The Seder brings us closer to a saving belief in G-d; He, not our hands, will exact revenge upon those who do not recognize Him.
The Seder encourages optimism.
Such is the power of memory. It leads to confidence; without it, we could dwell on where we were, not on how far we have come.
Memory, of course, is not unique to Jews – but as the oldest community of faith in the world, certainly one that has made it a hallmark of our way of preserving our G-d-based way of life, we have served as a model of how collective memory sustains and strengthens a group of believers.
Clearly, other groups have patterned their approach to this after the Jewish use of memory – particularly African Americans, who liken their rise from slavery to the Jewish exodus from ancient Egypt. Native Americans’ mythical attachment to their land and spiritual practices similarly depend on collective memory to keep their identity intact. The Jewish and Catholic communities have, over the years, found many points on which to work and lobby together.
Memory is a two-edged sword. It can hinder us, by concentrating on the bad things that happened to us. Or it can empower us, unifying us and teaching us our own strength and an empathy with other people. It can do damage, as the self-defeating tendency of many Black Americans to avoid accepting the vaccine in an already medically underserved and vulnerable community indicates, opposing what is in their long-term self-interest.
As the Haggadah shows, Jewish memory, which is an active rather than a passive act, serves a unique function. For us, memory is educational, instructive, inspirational, designed to be uplifting, even if some parts of what we recall contains unpleasant memories; above all, we are honest about our own faults and shortcomings. Out of slavery came freedom, out of the threat of Haman grew joyous Purim, out of the sin of the Golden Calf emerged the second chance we receive on Yom Kippur.
The point of memory is not anger at what was, but embracing of what is. While intrinsically collective at the Seder, it is fundamentally individual; we often read from the panoply of Haggados that reflect our individual leanings and interpretation of history.
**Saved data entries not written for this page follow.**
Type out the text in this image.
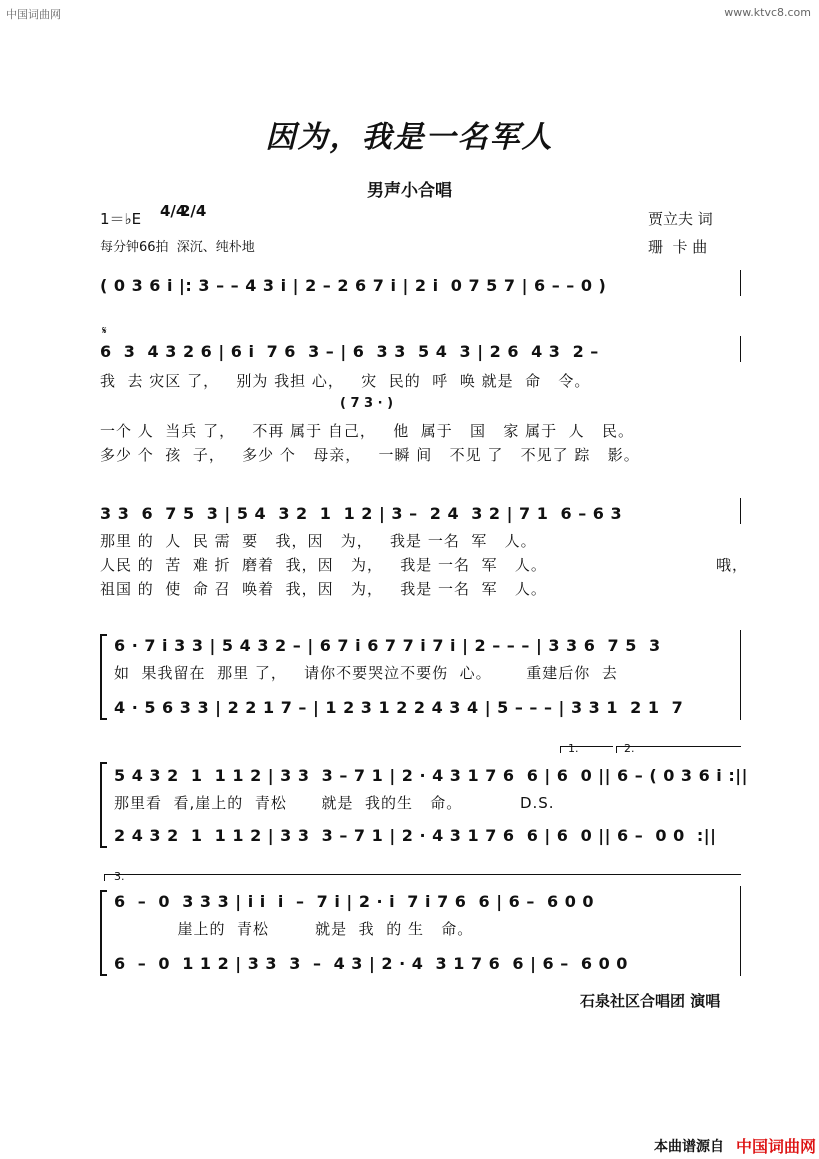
中国词曲网	www.ktvc8.com
因为，我是一名军人
男声小合唱
1＝♭E 4/4
2/4
每分钟66拍  深沉、纯朴地
贾立夫 词
珊  卡 曲
( 0 3 6 i |: 3 – – 4 3 i | 2 – 2 6 7 i | 2 i  0 7 5 7 | 6 – – 0 )
𝄋
6  3  4 3 2 6 | 6 i  7 6  3 – | 6  3 3  5 4  3 | 2 6  4 3  2 –
我  去 灾区 了，   别为 我担 心，   灾  民的  呼  唤 就是  命   令。
( 7 3 · )
一个 人  当兵 了，   不再 属于 自己，   他  属于   国   家 属于  人   民。
多少 个  孩  子，   多少 个   母亲，   一瞬 间   不见 了   不见了 踪   影。
3 3  6  7 5  3 | 5 4  3 2  1  1 2 | 3 –  2 4  3 2 | 7 1  6 – 6 3
那里 的  人  民 需  要   我，因   为，   我是 一名  军   人。
人民 的  苦  难 折  磨着  我，因   为，   我是 一名  军   人。
祖国 的  使  命 召  唤着  我，因   为，   我是 一名  军   人。
哦，
6 · 7 i 3 3 | 5 4 3 2 – | 6 7 i 6 7 7 i 7 i | 2 – – – | 3 3 6  7 5  3
如  果我留在  那里 了，   请你不要哭泣不要伤  心。      重建后你  去
4 · 5 6 3 3 | 2 2 1 7 – | 1 2 3 1 2 2 4 3 4 | 5 – – – | 3 3 1  2 1  7
1.	2.
5 4 3 2  1  1 1 2 | 3 3  3 – 7 1 | 2 · 4 3 1 7 6  6 | 6  0 || 6 – ( 0 3 6 i :||
那里看  看,崖上的  青松      就是  我的生   命。          D.S.
2 4 3 2  1  1 1 2 | 3 3  3 – 7 1 | 2 · 4 3 1 7 6  6 | 6  0 || 6 –  0 0  :||
3.
6  –  0  3 3 3 | i i  i  –  7 i | 2 · i  7 i 7 6  6 | 6 –  6 0 0
崖上的  青松        就是  我  的 生   命。
6  –  0  1 1 2 | 3 3  3  –  4 3 | 2 · 4  3 1 7 6  6 | 6 –  6 0 0
石泉社区合唱团 演唱
本曲谱源自 中国词曲网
The Seder fittingly ends with “Next Year in Jerusalem.” Better days are ahead. As they are, G-d-willing, for Blacks in a land without racism, for Native Americans in improved social conditions, for other ethnic and religious groups in a culture where minorities are respected for what they can contribute to the common good.
The recent headlines and the imminent arrival of Pesach are an ongoing reminder that what has taken place in the past does not remain there – it passes from generation to generation, and shapes how we react to the latest news-making headline.
When we sit down at our Seder tables, while we remember the past in an atmosphere dominated by the current headlines, dominated by the indignities that other groups endure, we start the night by remembering where we were, and where we are today.
That is the main theme of Pesach.
Steve Lipman, a resident of Forest Hills, was a staff writer at the New York Jewish Week from 1983 to 2020.